Промозглый, сырой воздух пронизывал до костей. Пока в своем демисезонном пальто стоял у остановки и дожидался конки, Мишенев основательно промок, а теперь еще и продрог. Как раз врачи предостерегали его от простуды. При ослабленных легких, он и сам знал, можно окончательно подорвать здоровье. «Семь бед — один ответ», — храбрился сейчас он.
Как и прошлым летом, Герасим решил остановиться у Пятибратова. На конке с брякающим над головой вагоновожатого колоколом он по Московской улице добрался до Большой Сергиевской, где жил Яков Степанович. Заехать к нему сейчас куда сподручнее, чем являться к Барамзину или Голубевой. Сначала надо разузнать все у приятеля, выяснить обстановку.
Пятибратов в доме № 48 содержал небольшую столовую для учениц фельдшерской школы, в которой занималась Саша — жена Якова Степановича. Доходы были не ахти какие, давали лишь необходимые средства на жизнь, но зато содержание столовой позволяло Якову Степановичу встречаться с нужными людьми. Столовую, кроме учениц, посещали приказчики, рабочие мельниц и даже Волжского сталелитейного завода.
Появлению Мишенева Пятибратов был рад, обнял приятеля, оживился:
— Каким ветром занесло в такую непогодь?
— Попутным, крепким! — отозвался Герасим, поеживаясь.
— Да ты промок, как курица!

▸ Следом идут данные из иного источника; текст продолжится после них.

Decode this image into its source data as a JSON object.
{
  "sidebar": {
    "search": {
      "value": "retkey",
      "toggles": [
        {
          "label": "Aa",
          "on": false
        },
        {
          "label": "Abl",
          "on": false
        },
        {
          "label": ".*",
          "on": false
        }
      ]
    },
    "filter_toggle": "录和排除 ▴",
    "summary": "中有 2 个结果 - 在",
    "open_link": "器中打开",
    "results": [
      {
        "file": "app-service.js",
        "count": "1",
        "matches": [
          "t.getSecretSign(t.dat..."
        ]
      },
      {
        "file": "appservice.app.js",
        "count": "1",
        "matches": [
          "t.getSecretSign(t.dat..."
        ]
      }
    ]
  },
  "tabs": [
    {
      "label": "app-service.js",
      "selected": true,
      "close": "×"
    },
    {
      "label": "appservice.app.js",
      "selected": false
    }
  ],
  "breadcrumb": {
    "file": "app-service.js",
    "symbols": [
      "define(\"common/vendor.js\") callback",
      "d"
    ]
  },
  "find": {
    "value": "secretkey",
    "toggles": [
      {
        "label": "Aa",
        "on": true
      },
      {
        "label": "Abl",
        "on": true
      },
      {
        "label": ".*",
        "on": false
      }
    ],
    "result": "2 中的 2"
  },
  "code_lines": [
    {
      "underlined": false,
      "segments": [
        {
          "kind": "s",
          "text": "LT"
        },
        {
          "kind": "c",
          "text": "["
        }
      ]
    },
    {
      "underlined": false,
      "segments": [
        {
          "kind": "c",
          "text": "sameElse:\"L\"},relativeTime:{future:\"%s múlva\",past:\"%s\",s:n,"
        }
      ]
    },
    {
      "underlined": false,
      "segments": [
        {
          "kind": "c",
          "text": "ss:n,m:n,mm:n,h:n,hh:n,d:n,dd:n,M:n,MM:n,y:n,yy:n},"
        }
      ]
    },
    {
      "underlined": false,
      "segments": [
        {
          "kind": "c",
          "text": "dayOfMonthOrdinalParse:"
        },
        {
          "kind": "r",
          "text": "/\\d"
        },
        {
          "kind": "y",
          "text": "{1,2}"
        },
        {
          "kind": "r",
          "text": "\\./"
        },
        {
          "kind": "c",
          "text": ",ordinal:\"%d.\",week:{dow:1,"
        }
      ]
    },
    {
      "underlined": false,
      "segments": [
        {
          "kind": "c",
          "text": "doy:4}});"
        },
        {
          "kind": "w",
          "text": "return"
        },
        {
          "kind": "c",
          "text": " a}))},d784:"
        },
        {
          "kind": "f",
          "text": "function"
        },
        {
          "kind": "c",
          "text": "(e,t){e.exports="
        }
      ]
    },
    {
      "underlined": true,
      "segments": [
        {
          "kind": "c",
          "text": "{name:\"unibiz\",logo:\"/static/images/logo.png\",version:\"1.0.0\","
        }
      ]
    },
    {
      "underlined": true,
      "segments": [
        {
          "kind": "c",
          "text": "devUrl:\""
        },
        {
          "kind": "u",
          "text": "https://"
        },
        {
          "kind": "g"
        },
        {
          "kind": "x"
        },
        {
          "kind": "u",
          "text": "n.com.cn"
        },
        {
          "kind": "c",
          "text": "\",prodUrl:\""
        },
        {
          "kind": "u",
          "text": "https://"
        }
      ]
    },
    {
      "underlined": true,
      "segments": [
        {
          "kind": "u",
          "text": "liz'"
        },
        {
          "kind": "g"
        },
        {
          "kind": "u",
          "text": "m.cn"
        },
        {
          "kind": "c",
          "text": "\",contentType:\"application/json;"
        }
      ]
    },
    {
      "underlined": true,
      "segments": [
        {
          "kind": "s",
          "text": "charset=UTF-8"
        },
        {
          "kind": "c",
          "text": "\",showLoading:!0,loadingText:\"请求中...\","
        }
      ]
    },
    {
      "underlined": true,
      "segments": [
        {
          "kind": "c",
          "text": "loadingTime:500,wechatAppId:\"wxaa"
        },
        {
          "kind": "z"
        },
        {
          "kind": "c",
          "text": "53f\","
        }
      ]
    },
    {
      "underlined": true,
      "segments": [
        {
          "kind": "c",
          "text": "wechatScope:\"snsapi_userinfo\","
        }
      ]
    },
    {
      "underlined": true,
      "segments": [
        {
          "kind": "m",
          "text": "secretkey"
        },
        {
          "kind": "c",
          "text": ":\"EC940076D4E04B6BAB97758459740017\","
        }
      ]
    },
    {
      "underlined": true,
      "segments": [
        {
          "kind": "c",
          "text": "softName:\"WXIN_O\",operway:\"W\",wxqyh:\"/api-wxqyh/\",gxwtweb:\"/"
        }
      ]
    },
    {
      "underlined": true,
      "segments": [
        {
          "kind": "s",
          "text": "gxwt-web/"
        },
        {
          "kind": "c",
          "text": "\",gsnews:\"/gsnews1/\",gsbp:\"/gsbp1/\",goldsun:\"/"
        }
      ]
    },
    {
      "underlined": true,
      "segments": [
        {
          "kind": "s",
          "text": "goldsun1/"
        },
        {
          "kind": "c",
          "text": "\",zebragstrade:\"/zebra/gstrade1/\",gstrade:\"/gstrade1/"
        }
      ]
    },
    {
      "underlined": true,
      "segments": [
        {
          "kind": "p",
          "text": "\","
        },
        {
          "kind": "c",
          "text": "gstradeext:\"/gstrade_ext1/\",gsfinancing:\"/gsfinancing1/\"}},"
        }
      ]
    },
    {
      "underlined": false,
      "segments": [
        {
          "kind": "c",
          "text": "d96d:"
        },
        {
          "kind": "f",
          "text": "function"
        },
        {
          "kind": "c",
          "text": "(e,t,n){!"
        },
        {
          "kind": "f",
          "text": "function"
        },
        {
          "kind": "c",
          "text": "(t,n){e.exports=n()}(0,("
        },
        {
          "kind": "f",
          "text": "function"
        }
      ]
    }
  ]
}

Айда ко мне.
Пятибратов занимал в доме квартиру из двух комнат с окнами, выходившими на неприглядный двор, заваленный ящиками, пустыми бочонками из-под капусты и огурцов. В жарко натопленных комнатах было уютно и хорошо. Небогатая обстановка с обеденным столом посередине, застланным голландской скатертью, жесткой от крахмала, с занавесками на окнах, с цветами на подоконниках, стульями в чехлах, с дешевенькими картинами и комодом, заставленным безделушками, — все было как будто к месту и располагало к отдыху и дружеской беседе.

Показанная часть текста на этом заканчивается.